Just one of those bizarre days....
So, I went to the post office to complain, indicating that I'm expecting a lot of packages, and I'd like the lottery chance odds of actually being able to see them sometime in the future. Well, I discovered that even though my zip code's post office delivers mail to us, they don't have supervisors. Which kind of begs a question of who is really watching the people in this post office. So, I had to go to another post office, which I should have suspected was in the middle of Gangland, USA. Several knife fights, a raging gun battle and several drive bys later, I was able to speak to the MOST BEAUTIFUL ASIAN WOMAN IN ALL STOCKTON, who was the supervisor to whom I was privileged to complain. Almost kind of forgot I was supposed to complain when I got to speak to her at her window. Anyway, made my complaint and came home.
Then, got a knock on the door, and my NEW FUTON had just arrived by UPS. Yes, if your name is Melanie, and you're from Germany, I'm sure you recognize Version 2.0 of the "futon". This one is multi-colored, but it's the one from before, the one I had to give up when moving across the country. But now, I have it again!
My current half-sofa that is provided in my apartment is about as comfortable as one of those nail beds that the great masters use to prove how...okay, I'm not sure what they're trying to prove other than there might be a shortage of Seely mattresses in India. I am so glad I don't have to use that sofa anymore as my main one.
Anyway, not much more to add. There is a tournament this weekend, which means I'll be on the road again. Same is going to happen next weekend as well.

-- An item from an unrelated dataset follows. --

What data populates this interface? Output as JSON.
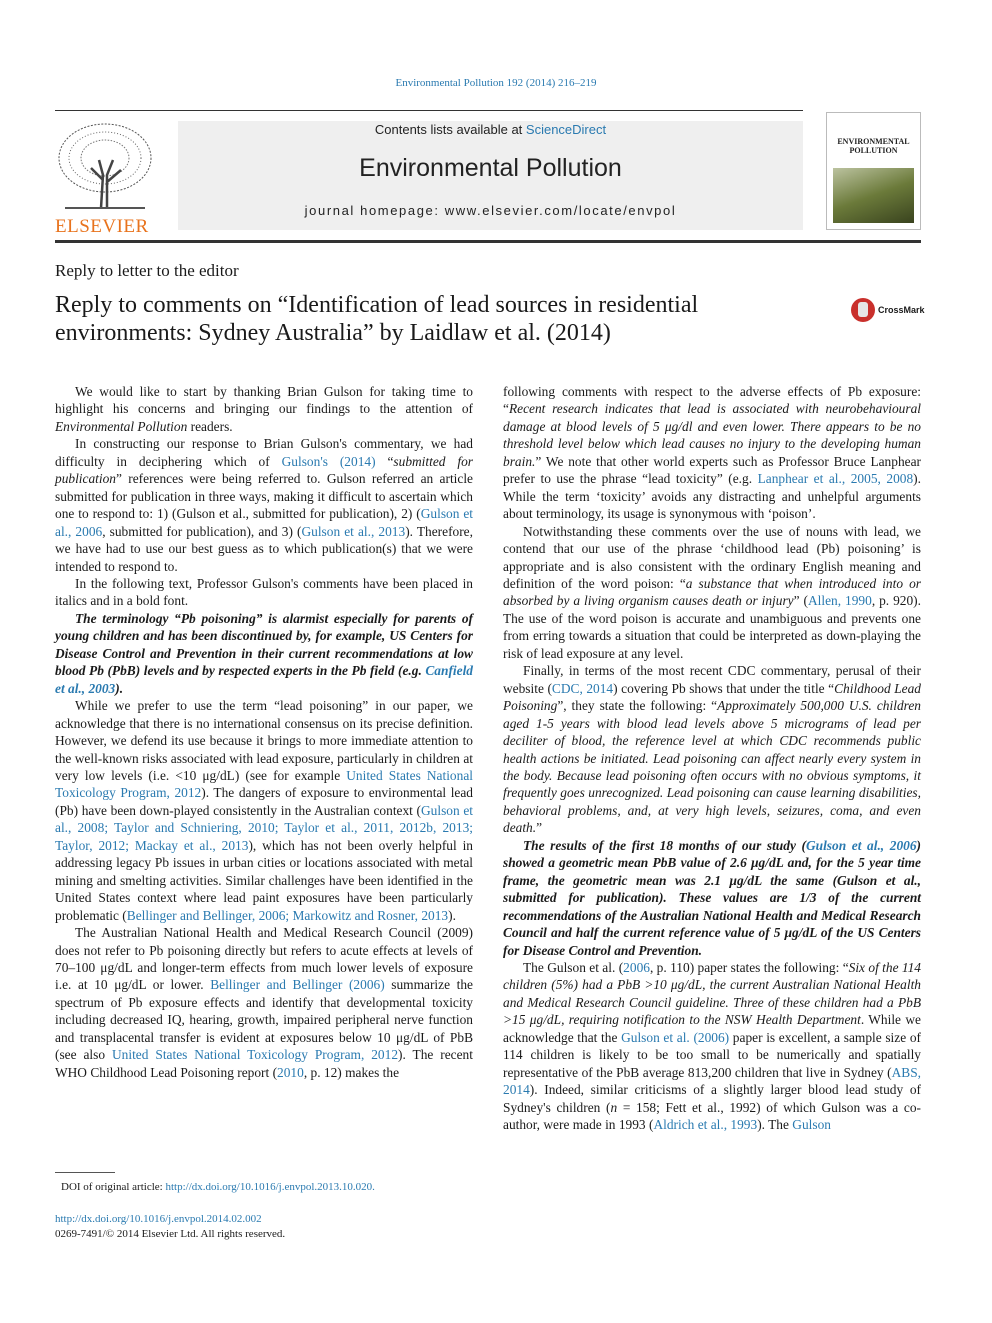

Lots of work for school. Lots of work for writing. Lots of work for pretty much everything else. I thought over the weekend I would try to do some relaxing and find a massage therapist for a stress reducing massage, but all I seemed to be locating were the people who used "massage" as a pseudonym for something a lot more intimate, and that most definitely is not what I was looking for. Finally, I gave up. I'm pretty sure Kaiser has some kind of service that I could use with my medical plan, but their web site was designed by Van Gogh or H. Bosch, so every time I access it, I can't tell if I've scheduled an appointment with my doctor who doesn't speak English, or if I've scheduled to have a guitar inserted into my stomach in a way that it appears the stomach might also be inserted into the guitar.